Но на крыльце стоял вовсе не Киган Уинслоу. Сердце Реп ушло в пятки, а на его месте возник холодный липкий комок страха. Человек, стоявший перед ней, явился прямо из фильма ужасов.

Он был высок. Выше Кигана и гораздо массивнее. Его плечи полностью закрывали дверной проем. У него были прямые длинные волосы, черные как вороново крыло. Они спадали на плечи. Почти всю тонкую шею закрывала борода. Маленькие темные глаза были глубоко посажены, у него были тонкие бесцветные губы. Отталкивающее лицо было покрыто глубокими оспинами. Он был одет в потертое и грязное пальто. К тому же от него исходил резкий неприятный запах.

Рен вздрогнула и отступила на шаг назад.

Человек втолкнул ее в дом, закрыл за собой дверь и осмотрелся, поводя налитыми кровью глазами.

— Кто вы… такой? — спросила Рен запинаясь. Но она знала ответ еще до того, как задала вопрос.

Пришелец странно улыбнулся, открывая ряд пожелтевших неровных зубов.

— Мое имя — Коннор Хеллер, мэм.

Такая вежливость была гораздо страшнее прямой грубости.

Рен собрала в кулак все свое мужество и попыталась не показывать Хеллеру своего страха.

— Я вас не звала.

— Ах, вот как. — Он изобразил разочарование и сокрушенно покачал головой. — Это плохо.

— Мне придется попросить вас уйти, мистер Хеллер.

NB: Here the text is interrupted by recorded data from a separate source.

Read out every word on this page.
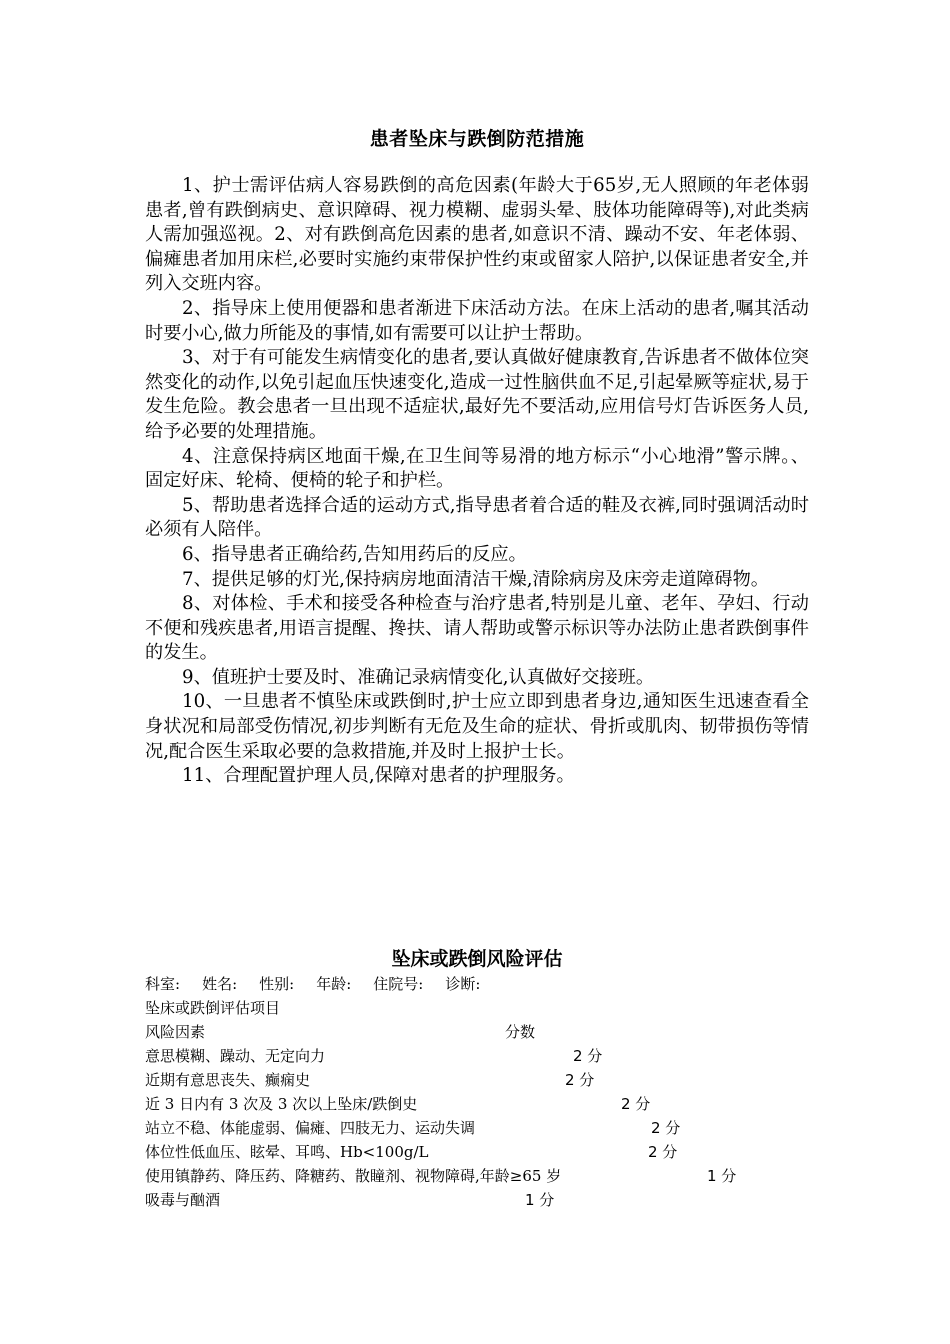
患者坠床与跌倒防范措施

1、护士需评估病人容易跌倒的高危因素(年龄大于65岁,无人照顾的年老体弱患者,曾有跌倒病史、意识障碍、视力模糊、虚弱头晕、肢体功能障碍等),对此类病人需加强巡视。2、对有跌倒高危因素的患者,如意识不清、躁动不安、年老体弱、偏瘫患者加用床栏,必要时实施约束带保护性约束或留家人陪护,以保证患者安全,并列入交班内容。

2、指导床上使用便器和患者渐进下床活动方法。在床上活动的患者,嘱其活动时要小心,做力所能及的事情,如有需要可以让护士帮助。

3、对于有可能发生病情变化的患者,要认真做好健康教育,告诉患者不做体位突然变化的动作,以免引起血压快速变化,造成一过性脑供血不足,引起晕厥等症状,易于发生危险。教会患者一旦出现不适症状,最好先不要活动,应用信号灯告诉医务人员,给予必要的处理措施。

4、注意保持病区地面干燥,在卫生间等易滑的地方标示“小心地滑”警示牌。、固定好床、轮椅、便椅的轮子和护栏。

5、帮助患者选择合适的运动方式,指导患者着合适的鞋及衣裤,同时强调活动时必须有人陪伴。

6、指导患者正确给药,告知用药后的反应。

7、提供足够的灯光,保持病房地面清洁干燥,清除病房及床旁走道障碍物。

8、对体检、手术和接受各种检查与治疗患者,特别是儿童、老年、孕妇、行动不便和残疾患者,用语言提醒、搀扶、请人帮助或警示标识等办法防止患者跌倒事件的发生。

9、值班护士要及时、准确记录病情变化,认真做好交接班。

10、一旦患者不慎坠床或跌倒时,护士应立即到患者身边,通知医生迅速查看全身状况和局部受伤情况,初步判断有无危及生命的症状、骨折或肌肉、韧带损伤等情况,配合医生采取必要的急救措施,并及时上报护士长。

11、合理配置护理人员,保障对患者的护理服务。

坠床或跌倒风险评估
科室: 姓名: 性别: 年龄: 住院号: 诊断:
坠床或跌倒评估项目
风险因素	分数
意思模糊、躁动、无定向力	2 分
近期有意思丧失、癫痫史	2 分
近 3 日内有 3 次及 3 次以上坠床/跌倒史	2 分
站立不稳、体能虚弱、偏瘫、四肢无力、运动失调	2 分
体位性低血压、眩晕、耳鸣、Hb<100g/L	2 分
使用镇静药、降压药、降糖药、散瞳剂、视物障碍,年龄≥65 岁	1 分
吸毒与酗酒	1 分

— Да что случилось? Я не такой красавчик, как твой дружок?

— Если вы не уйдете отсюда в ближайшие тридцать секунд, я вызову шерифа.

— Ты не сделаешь этого, маленькая лгунья. Я перерезал твою телефонную линию дня три назад, а ураган задал телефонной компании работу. Они никак не успеют сюда добраться.

Рен втянула воздух. Так, значит, телефонную линию все же перерезали. И это сделал не Киган, а этот страшный человек.

— Откуда вы знаете? — прошептала она, чувствуя, что теряет над собой контроль.

— Я следил за вами. — Хеллер тяжело вздохнул. — Ждал, пока уйдет твой дружок полицейский.

— Я не знаю, о ком вы говорите.

— Знаешь. Я видел, как ты стреляла глазками в сторону Уинслоу.

— Вы подглядывали за нами!

— Точно.

Рен содрогнулась.

— Зачем вы перерезали телефонные провода? — спросила она.

— Черт побери, я собирался к тебе в гости еще три дня назад. Представь мое удивление, когда я застал здесь Кигана Уинслоу. — Хеллер хмыкнул. — Вот так детектив. Не смог найти то, что было у него под носом. Я был от него в десяти шагах, а он даже не заметил.

Почувствовав, как от лица отливает кровь, Рен прислонилась к стенке и попыталась собраться с мыслями.

— Вы прятались здесь все это время?

— Ага. Сидел в подвале, где хранятся овощи. Сам стал вроде них.

— Зачем?

— Хотел увидеть своего папочку на Рождество.

— Тогда почему вы в моем доме? — Она старалась выглядеть как можно спокойнее и уверен нее.

— Ты живешь близко. И совсем одна.

— Здесь был Киган.

— Да. Он сбил все мои планы. — Глаза Хеллера блеснули, когда он окинул взглядом тело Рен.

— Он вернется, — сказала Рен, просто чтобы что-то сказать.

— Нет, не вернется. Он ищет меня.

— Он найдет вас.

— Этот идиот? Никогда. Он охотится за мной уже полгода, и, как видишь, без особого успеха.

— Вы слишком в себе уверены.

— А почему бы и нет?

— По радио сообщали, что вас видели в Стефенвилле. Теперь вас ищет полиция.

Это ее заявление привлекло его внимание. Он выглядел озадаченным.

— Я ускальзывал от них раньше, уйду и сейчас.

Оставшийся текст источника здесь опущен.